許明梁喜歡做衣服,沒事就會自己畫畫樣子圖,他有好幾個本子都畫滿了。

等許薇打完兩只手套後,天都暗了下來。孩子長得快,許薇給他稍微放大了一些,又編了繩子將兩只手套串到一起,可以掛在脖子上,也不怕丟了。

手套沒有打花紋,就是平針打的,深藍色的並指手套襯得樂樂皮膚更白了,樂樂戴著手套笑了起來,“好看!”

許薇揉了揉樂樂的頭,“好看那以後出門都帶著,就不會凍手了。
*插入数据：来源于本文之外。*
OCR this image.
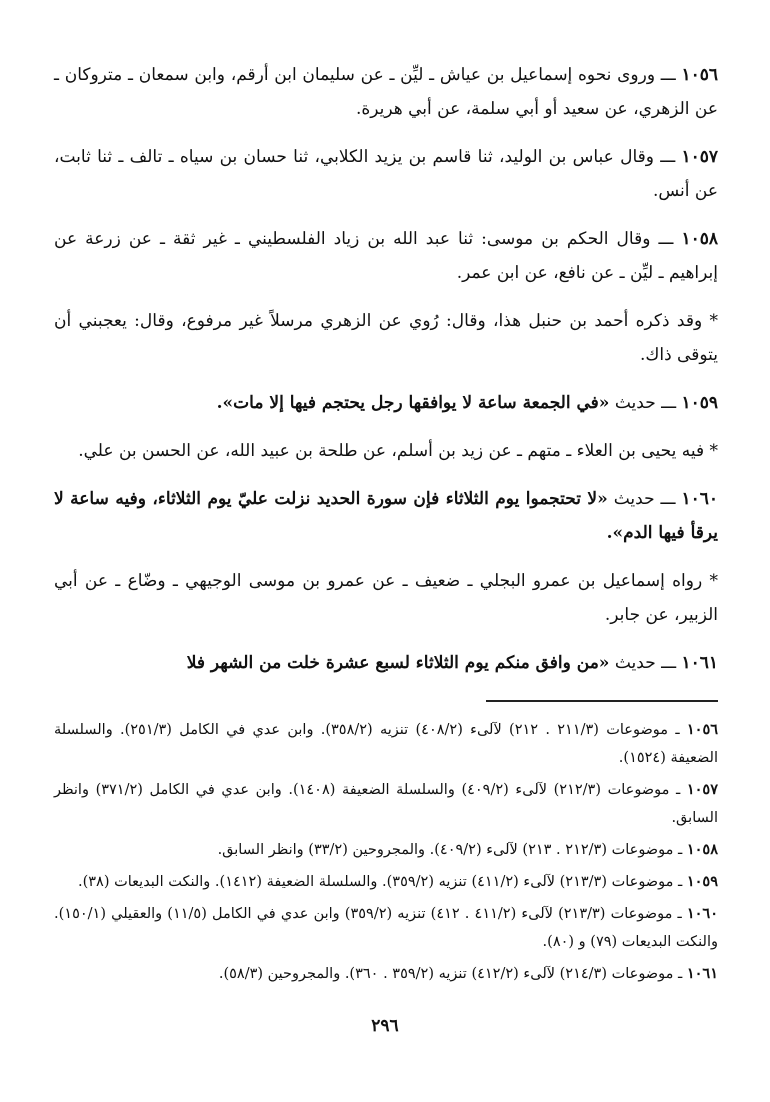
١٠٥٦ ـــ وروى نحوه إسماعيل بن عياش ـ ليِّن ـ عن سليمان ابن أرقم، وابن سمعان ـ متروكان ـ عن الزهري، عن سعيد أو أبي سلمة، عن أبي هريرة.

١٠٥٧ ـــ وقال عباس بن الوليد، ثنا قاسم بن يزيد الكلابي، ثنا حسان بن سياه ـ تالف ـ ثنا ثابت، عن أنس.

١٠٥٨ ـــ وقال الحكم بن موسى: ثنا عبد الله بن زياد الفلسطيني ـ غير ثقة ـ عن زرعة عن إبراهيم ـ ليِّن ـ عن نافع، عن ابن عمر.

* وقد ذكره أحمد بن حنبل هذا، وقال: رُوي عن الزهري مرسلاً غير مرفوع، وقال: يعجبني أن يتوقى ذاك.

١٠٥٩ ـــ حديث «في الجمعة ساعة لا يوافقها رجل يحتجم فيها إلا مات».

* فيه يحيى بن العلاء ـ متهم ـ عن زيد بن أسلم، عن طلحة بن عبيد الله، عن الحسن بن علي.

١٠٦٠ ـــ حديث «لا تحتجموا يوم الثلاثاء فإن سورة الحديد نزلت عليّ يوم الثلاثاء، وفيه ساعة لا يرقأ فيها الدم».

* رواه إسماعيل بن عمرو البجلي ـ ضعيف ـ عن عمرو بن موسى الوجيهي ـ وضّاع ـ عن أبي الزبير، عن جابر.

١٠٦١ ـــ حديث «من وافق منكم يوم الثلاثاء لسبع عشرة خلت من الشهر فلا

١٠٥٦ ـ موضوعات (٢١١/٣ . ٢١٢) لآلىء (٤٠٨/٢) تنزيه (٣٥٨/٢). وابن عدي في الكامل (٢٥١/٣). والسلسلة الضعيفة (١٥٢٤).

١٠٥٧ ـ موضوعات (٢١٢/٣) لآلىء (٤٠٩/٢) والسلسلة الضعيفة (١٤٠٨). وابن عدي في الكامل (٣٧١/٢) وانظر السابق.

١٠٥٨ ـ موضوعات (٢١٢/٣ . ٢١٣) لآلىء (٤٠٩/٢). والمجروحين (٣٣/٢) وانظر السابق.

١٠٥٩ ـ موضوعات (٢١٣/٣) لآلىء (٤١١/٢) تنزيه (٣٥٩/٢). والسلسلة الضعيفة (١٤١٢). والنكت البديعات (٣٨).

١٠٦٠ ـ موضوعات (٢١٣/٣) لآلىء (٤١١/٢ . ٤١٢) تنزيه (٣٥٩/٢) وابن عدي في الكامل (١١/٥) والعقيلي (١٥٠/١). والنكت البديعات (٧٩) و (٨٠).

١٠٦١ ـ موضوعات (٢١٤/٣) لآلىء (٤١٢/٢) تنزيه (٣٥٩/٢ . ٣٦٠). والمجروحين (٥٨/٣).

٢٩٦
”

看了看時間差不多快下班了,許薇蒸了點米飯,米飯裏放了點苞谷粒跟紅薯塊,把今天剛買的冬筍切絲,又把一小塊瘦肉切絲,備好菜等著許明梁回來。

許明梁今天也不好過,上午還好,下午的時候張華美娘家人找到廠子裏來了,話裏話外的意思是說自己偏著外人。
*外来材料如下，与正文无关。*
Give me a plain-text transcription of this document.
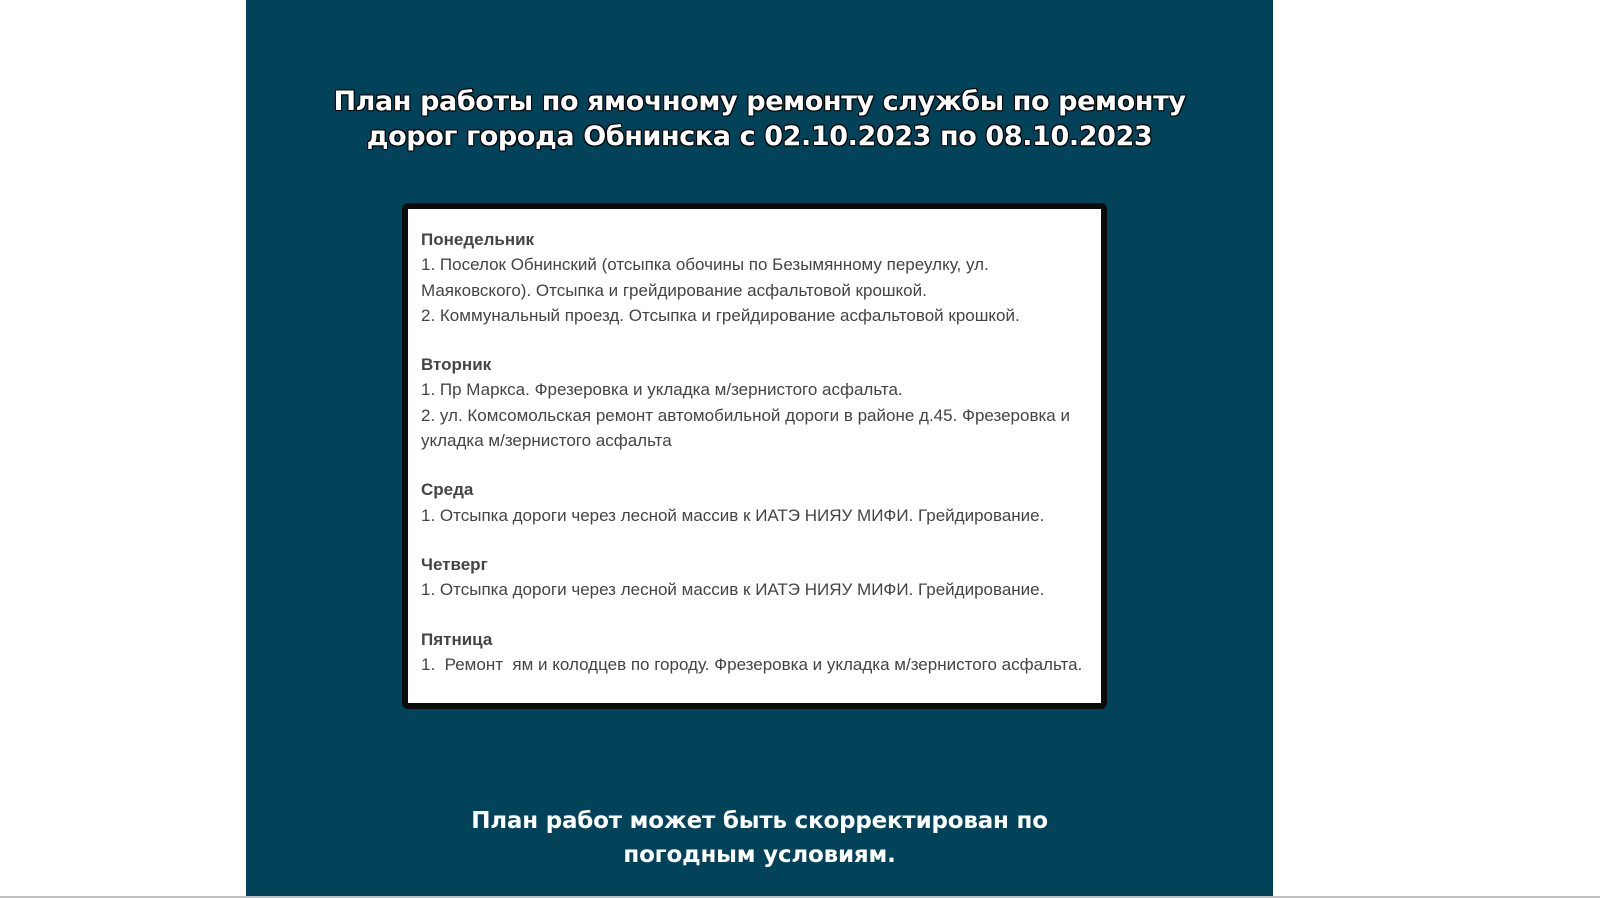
План работы по ямочному ремонту службы по ремонту
дорог города Обнинска с 02.10.2023 по 08.10.2023
Понедельник
1. Поселок Обнинский (отсыпка обочины по Безымянному переулку, ул. Маяковского). Отсыпка и грейдирование асфальтовой крошкой.
2. Коммунальный проезд. Отсыпка и грейдирование асфальтовой крошкой.
Вторник
1. Пр Маркса. Фрезеровка и укладка м/зернистого асфальта.
2. ул. Комсомольская ремонт автомобильной дороги в районе д.45. Фрезеровка и укладка м/зернистого асфальта
Среда
1. Отсыпка дороги через лесной массив к ИАТЭ НИЯУ МИФИ. Грейдирование.
Четверг
1. Отсыпка дороги через лесной массив к ИАТЭ НИЯУ МИФИ. Грейдирование.
Пятница
1.  Ремонт  ям и колодцев по городу. Фрезеровка и укладка м/зернистого асфальта.
План работ может быть скорректирован по
погодным условиям.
許明梁都氣笑了,他沒什麽好顧忌的,當著一眾同事的面便朝張華美娘家親媽罵道:“你們到底有什麽臉面跑到我面前來說三道四?真當自己家是什麽體面人家是嗎?當初許晨結婚,你們家不僅沒讓張華美把工作帶過來,沒給任何嫁妝,我們家送過去的彩禮你們也全扣了吧?這樣就算了,她嫁過來第二天就開始讓我給出錢買工作,我想著為了能讓她們小兩口日子過輕松一點,咬著牙又出了錢給她買了份工作。結果你們家怎麽做的,她每個月27.5的工資,你家還要她上交15,你們配嗎?”許明梁滿臉嘲諷,就沒見過這種吸血鬼娘家。
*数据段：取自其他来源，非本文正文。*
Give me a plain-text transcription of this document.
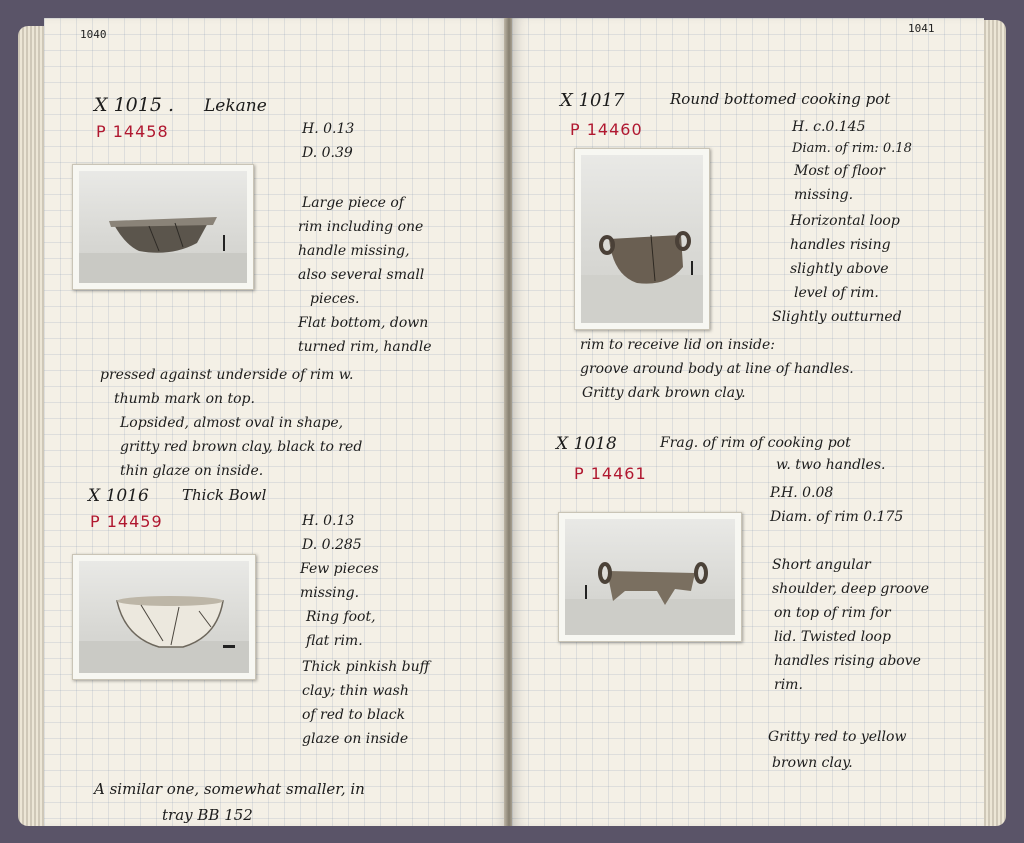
1040
X 1015 . Lekane
P 14458	H. 0.13
D. 0.39
Large piece of
rim including one
handle missing,
also several small
pieces.
Flat bottom, down
turned rim, handle
pressed against underside of rim w.
thumb mark on top.
Lopsided, almost oval in shape,
gritty red brown clay, black to red
thin glaze on inside.
X 1016 Thick Bowl
P 14459	H. 0.13
D. 0.285
Few pieces
missing.
Ring foot,
flat rim.
Thick pinkish buff
clay; thin wash
of red to black
glaze on inside
A similar one, somewhat smaller, in
tray BB 152
1041
X 1017	Round bottomed cooking pot
P 14460	H. c.0.145
Diam. of rim: 0.18
Most of floor
missing.
Horizontal loop
handles rising
slightly above
level of rim.
Slightly outturned
rim to receive lid on inside:
groove around body at line of handles.
Gritty dark brown clay.
X 1018	Frag. of rim of cooking pot
w. two handles.
P 14461
P.H. 0.08
Diam. of rim 0.175
Short angular
shoulder, deep groove
on top of rim for
lid. Twisted loop
handles rising above
rim.
Gritty red to yellow
brown clay.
周圍的人聽了這話也都一片嘩然,這要是娘家帶過來的工作,給娘家一部分也能說得過去,可這是婆家給買的啊!

“老弟,要我說你們這就做得有點過了啊,這重男輕女可要不得啊,我看你這一大家子也是人丁興旺,嫁出去的女兒就讓她好好過自己的小日子吧,將來等老了閨女該孝敬的不會忘記你們的”,許明梁的同事出來打圓場,但張家人卻不理會。

他們面子都被踩到人腳底下了,哪裏還能忍?

“姓許的,你別唧唧歪歪說這些亂七八糟的,我們今天過來說的是,你咋能這麽偏心,光想著你閨女不想著你兒子?你兒子不是你的種啊?大家快來聽聽啊,誰家分家把兒子分出去的?”張華美她老爹早就退休了把工作讓給了她二哥,如今每天沒事兒就東家長李家短跟著一群老太太嚼舌根。

許明梁被他氣得不行,當初他就不願意讓許晨娶張華美,這嫁娶不是兩個人的事,對方家裏條件不好也無所謂,但是家風得好。

張家不行,家裏把男孩都寵得一點出息沒有,只知道吸父母姐妹的血,但是許晨不聽能怎麽辦呢?

“你別給我放屁,我們許家分不分家,跟你張家有什麽關系?我還沒聽說過有兒媳婦管到老公公頭上的”,許明梁接過徒弟遞過來的茶杯喝了一口順了順氣,接著道,“再說了我家是我自個兒分出來了,許晨和他媽還有他媳婦兒過。我作為一個父親,我讓許晨結婚生子,給許晨還有他媳婦兒都弄到了工作,我分出來的時候除了我的被褥什麽都沒拿,我有什麽對不起你家張華美,至於讓她回娘家找了你們這群東西過來跟我吵吵!”

“而且你們回去問問你們家張華美,我們分家協議是不是寫的非常清楚,將來不用他們給我養老,家裏的東西也都歸他們,我算是凈身出戶了,你們還有什麽不滿意?是覺得我沒有繼續給你們張家當牛做馬,你們不能接受了嗎?”

許明梁的話簡直就是撕下他家的臉皮往地上踩,張華美她爸氣得剛要沖過來,就被紡織廠的保衛科給拽住了,“什麽人敢在我們廠子裏面亂搞,你活膩了是吧?”

許父徒弟跑去跟他講了事情的來龍去脈後,保衛科就板著臉把張家的人帶走了,許父長嘆一口氣,家門不幸啊!